Legnica. Rekolekcje dla singli

Jakub Zakrawacz

publikacja 17.12.2019 15:27

Możliwość spędzenia czasu z Bogiem, ale również szansę poznania nowych osób, otrzymali uczestnicy niezwykłego wydarzenia.

Legnica. Rekolekcje dla singli Wspólne zdjęcie na koniec trzydniowego spotkania. Jakub Zakrawacz

W dniach od 13 do 15 grudnia w Legnicy odbywały się rekolekcje „Singiel? A po co?”. Trzy dni spędzone blisko Boga pomogły uczestnikom z całej Polski w odkrywaniu swojego powołania i nawiązywaniu relacji z osobami o zbliżonych życiowych wartościach.
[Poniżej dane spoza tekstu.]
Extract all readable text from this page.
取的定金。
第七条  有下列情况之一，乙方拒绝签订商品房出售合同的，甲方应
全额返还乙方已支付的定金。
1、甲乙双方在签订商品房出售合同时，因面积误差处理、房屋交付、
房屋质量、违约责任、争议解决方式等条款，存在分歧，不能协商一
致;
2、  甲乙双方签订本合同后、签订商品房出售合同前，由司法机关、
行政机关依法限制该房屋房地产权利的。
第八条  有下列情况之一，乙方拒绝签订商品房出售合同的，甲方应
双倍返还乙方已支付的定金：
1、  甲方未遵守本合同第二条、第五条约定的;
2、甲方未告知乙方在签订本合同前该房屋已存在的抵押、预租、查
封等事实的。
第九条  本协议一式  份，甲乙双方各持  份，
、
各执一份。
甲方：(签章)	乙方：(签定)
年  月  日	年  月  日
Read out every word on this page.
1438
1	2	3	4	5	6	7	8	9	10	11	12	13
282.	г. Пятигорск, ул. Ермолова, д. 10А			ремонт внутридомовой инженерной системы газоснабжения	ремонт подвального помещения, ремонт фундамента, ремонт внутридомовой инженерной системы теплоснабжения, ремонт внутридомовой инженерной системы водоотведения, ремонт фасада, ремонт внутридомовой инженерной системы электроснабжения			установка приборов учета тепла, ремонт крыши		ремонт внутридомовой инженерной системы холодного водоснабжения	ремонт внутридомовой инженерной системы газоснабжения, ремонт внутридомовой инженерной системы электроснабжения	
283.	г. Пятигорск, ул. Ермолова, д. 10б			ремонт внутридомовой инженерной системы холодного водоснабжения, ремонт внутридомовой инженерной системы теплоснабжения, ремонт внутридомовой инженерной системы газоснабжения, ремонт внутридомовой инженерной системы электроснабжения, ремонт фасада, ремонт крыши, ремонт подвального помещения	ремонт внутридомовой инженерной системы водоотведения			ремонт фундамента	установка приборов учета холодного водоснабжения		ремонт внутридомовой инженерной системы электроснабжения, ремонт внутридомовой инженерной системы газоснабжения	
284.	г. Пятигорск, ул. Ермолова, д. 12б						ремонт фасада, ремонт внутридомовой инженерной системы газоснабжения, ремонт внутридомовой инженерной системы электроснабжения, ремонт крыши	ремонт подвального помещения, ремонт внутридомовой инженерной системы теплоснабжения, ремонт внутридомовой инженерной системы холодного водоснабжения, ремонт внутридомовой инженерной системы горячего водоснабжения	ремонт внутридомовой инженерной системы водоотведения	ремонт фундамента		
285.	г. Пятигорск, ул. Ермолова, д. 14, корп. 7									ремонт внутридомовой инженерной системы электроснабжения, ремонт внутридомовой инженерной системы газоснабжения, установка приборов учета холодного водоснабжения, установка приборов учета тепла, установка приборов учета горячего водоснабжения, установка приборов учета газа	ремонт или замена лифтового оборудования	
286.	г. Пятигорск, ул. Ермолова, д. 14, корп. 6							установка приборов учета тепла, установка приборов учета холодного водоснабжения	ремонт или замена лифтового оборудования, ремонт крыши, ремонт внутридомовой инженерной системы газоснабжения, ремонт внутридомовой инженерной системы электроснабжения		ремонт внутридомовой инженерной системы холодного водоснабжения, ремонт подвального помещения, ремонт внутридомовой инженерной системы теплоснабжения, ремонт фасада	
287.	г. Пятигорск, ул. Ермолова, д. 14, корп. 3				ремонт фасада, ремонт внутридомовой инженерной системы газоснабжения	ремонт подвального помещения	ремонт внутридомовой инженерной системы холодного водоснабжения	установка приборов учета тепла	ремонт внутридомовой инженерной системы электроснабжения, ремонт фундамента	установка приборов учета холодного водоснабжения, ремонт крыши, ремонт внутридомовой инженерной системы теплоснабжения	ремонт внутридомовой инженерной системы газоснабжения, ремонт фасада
- Zauważyłam, że wiele osób będących w moim przedziale wiekowym, czyli mających około 30-40 lat, to ludzie żyjący samotnie - powiedziała Dominika Warmuz z Wydziału Duszpasterskiego Legnickiej Kurii Biskupiej, pomysłodawczyni wydarzenia. - Przyjęliśmy zasadę, że w rekolekcjach mogą wziąć udział wyłącznie osoby niemające przeszkód do zawarcia sakramentalnego związku małżeńskiego, czyli panny, kawalerowie i wdowy/wdowcy - dodała.

Rekolekcje były prowadzone przez ks. Robert Bielawskiego, dyrektora Wydziału Duszpasterskiego LKB. W założeniu miało w nich uczestniczyć 12 kobiet i 12 mężczyzn. - Oczywiście, najpiękniej by było, gdyby wszyscy wrócili do domów, mając już swoją drugą połówkę (śmiech). W planie rekolekcji jest jednak miejsce na podkreślenie tego, że człowiek i w samotności może być szczęśliwy. Warto tutaj odwołać się do Katechizmu Kościoła Katolickiego, który osoby samotne określa jako „Szczególnie bliskie Sercu Jezusa” (KKK 1658 przyp. red.). Taki właśnie tytuł nosi nasza pierwsza konferencja. Człowiek, który żyje samotnie, nie jest outsiderem, tylko kimś, kto jest bliski Panu Bogu - powiedział kapłan. - Kolejne katechezy będą o tym, że czasami czujemy się przypierani do muru pytaniami w stylu : „Kiedy w końcu będziesz miał żonę? Dlaczego tak długo jesteś sama?”. Będziemy mówili o tym, by tym naciskom nie ulegać, bo to sprawa do osobistego rozeznawania - dodał rekolekcjonista.  

O ich odczuciach oraz oczekiwaniach, z jakimi przyjechali do Legnicy, rozmawialiśmy z kilkoma uczestnikami wydarzenia: - Zależało mi na rekolekcjach, których treść dopasowana będzie do ludzi w moim wieku. Sam fakt, iż są to rekolekcje dla singli, wywoływał raczej obawę, że niektórzy przyjadą tutaj z nastawieniem odnalezienia kogoś na całe życie – powiedział Mateusz. - Odpocząłem, wyciszyłem się, naładowałem baterie. Na pewno zastosuję jakieś rady od ks. Roberta. Udało mi się również poznać kilka ciekawych osób – dodał. – Oczekiwałam tego, że dowiem się czegoś o miłości. O tym, jak może być ona postrzegana i w jaki sposób możemy ją w sobie pielęgnować – mówiła Kasia. – Mój cel został osiągnięty, wyciszenie rzeczywiście przyszło. Prawie dwugodzinna adoracja była wspaniała. Pismo Święte, Ewangelie i śpiew dały mi energię do tego, by jeszcze bardziej otwierać się na działanie Boga  – dodała. - Może nie znalazłam odpowiedzi na pytanie, dlaczego jestem sama, ale dowiedziałam się, że nie ma prostych odpowiedzi i jej poszukiwanie wymaga czasu – powiedziała Ania.

- W trakcie poszukiwania odpowiedzi zaczną się nam otwierać oczy na nasze życie codzienne. Później pojawią się kolejne pytania. Z tych pytań mogą już natomiast zrodzić się konkretne życiowe wybory – tłumaczył ks. R. Bielawski.

Podczas rekolekcji prócz słuchania katechez uczestnicy mieli szansę pracować w grupach oraz spotkać się z Jezusem podczas Eucharystii i adoracji Najświętszego Sakramentu. W związku z dużym zainteresowaniem Wydział Duszpasterski Legnickiej Kurii Biskupiej planuje utworzenie w Legnicy kolejnych tego typu wydarzeń. Rozpatrywana jest również opcja dla singli w starszym wieku.